I was looking into how Python represents string after PEP 393 and I am not understanding the difference between PyASCIIObject and PyCompactUnicodeObject.
My understanding is that strings are represented with the following structures:
typedef struct {
PyObject_HEAD
Py_ssize_t length; /* Number of code points in the string */
Py_hash_t hash; /* Hash value; -1 if not set */
struct {
unsigned int interned:2;
unsigned int kind:3;
unsigned int compact:1;
unsigned int ascii:1;
unsigned int ready:1;
unsigned int :24;
} state;
wchar_t *wstr; /* wchar_t representation (null-terminated) */
} PyASCIIObject;
typedef struct {
PyASCIIObject _base;
Py_ssize_t utf8_length;
char *utf8;
Py_ssize_t wstr_length;
} PyCompactUnicodeObject;
typedef struct {
PyCompactUnicodeObject _base;
union {
void *any;
Py_UCS1 *latin1;
Py_UCS2 *ucs2;
Py_UCS4 *ucs4;
} data;
} PyUnicodeObject;
Correct me if I am wrong, but my understanding is that PyASCIIObject is used for strings with ASCII characters only, PyCompactUnicodeObject uses the PyASCIIObject structure and it is used for strings with at least one non-ASCII character, and PyUnicodeObject is used for legacy functions. Is that correct?
Also, why PyASCIIObject uses wchar_t? Isn't a char enough to represent ASCII strings? In addition, if PyASCIIObject already has a wchar_t pointer, why does PyCompactUnicodeObject also have a char pointer? My understanding is that both pointers point to the same location, but why would you include both?

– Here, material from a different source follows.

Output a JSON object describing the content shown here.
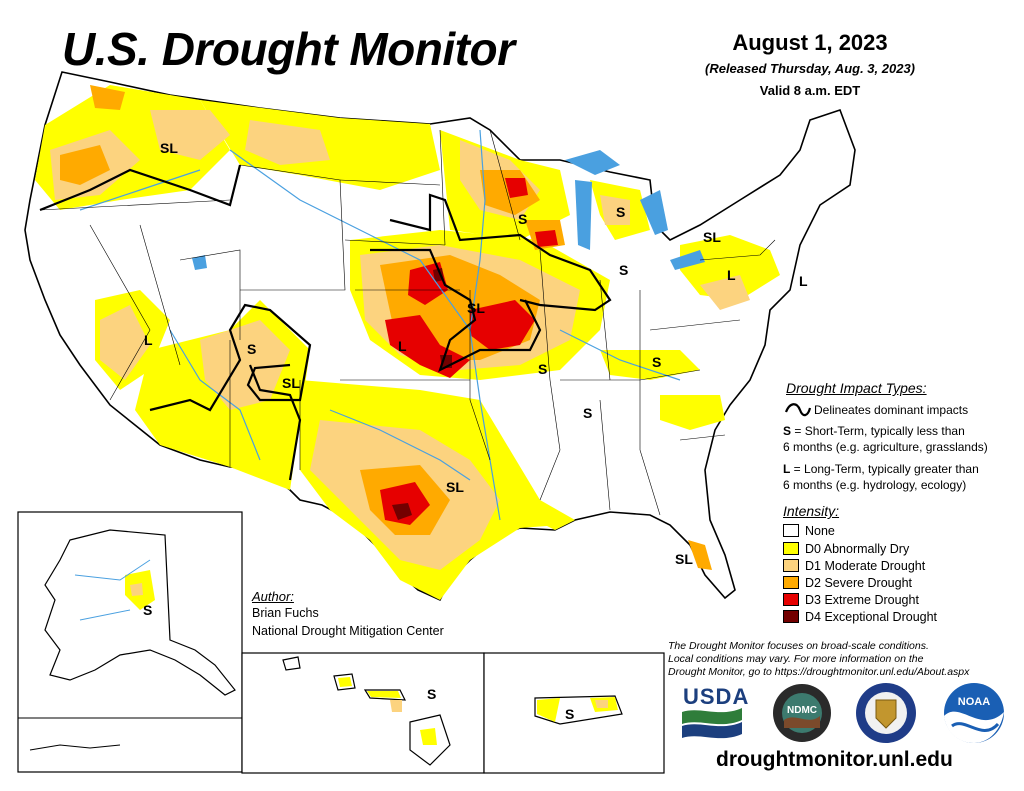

PEP 373 is really the best reference for your questions, though the C-API docs are sometimes needed too. Lets address your questions one by one:
You have the types right. But there is one non-obvious wrinkle: When you're using either of the "compact" types (either PyASCIIObject
or PyCompactUnicodeObject
), the structure itself is just a header. The string's actual data is stored immediately after the structure in memory. The encoding used by the data is described by the kind
field, and will depend on the largest character value in the string.
The wstr
and utf8
pointers in the first two structures are places where a transformed representation can be stored if one is requested by C code. For an ASCII string (using the PyASCIIObject
), no cache pointer is needed for UTF-8 data, since the ASCII data itself is UTF-8 compatible. The wide character cache is only used by deprecated functions.
The two cache pointers will never point to the same place, since their types are not directly compatible. For compact strings, they are only allocated when a function that needs a UTF-8 buffer (e.g. PyUnicode_AsUTF8AndSize
) or a Py_UNICODE
buffer (e.g. the deprecated PyUnicode_AS_UNICODE
) gets called.
For strings created with the deprecated Py_UNICODE
based APIs, the wstr
pointer has an extra use. It points to the only version of the string data until the PyUnicode_READY
macro is called on the string. The first time the string is readied, a new data
buffer will be created, and the characters will be stored in it, using the most compact encoding possible among Latin-1, UTF-16 and UTF-32. The wstr
buffer will be kept, as it might be needed later by other deprecated API functions that want to look up a PY_UNICODE
string.
It is interesting that you're asking about CPython's internal string representations right now, as there's a discussion currently ongoing about whether deprecated string API functions and implementation details like the wchar *
pointer can be removed in an upcoming version of Python. It looks like it might happen for Python 3.11.0 (which is expected to be released in 2022), though plans could still change before then, especially if the impact on code being used in the wild is more severe than expected.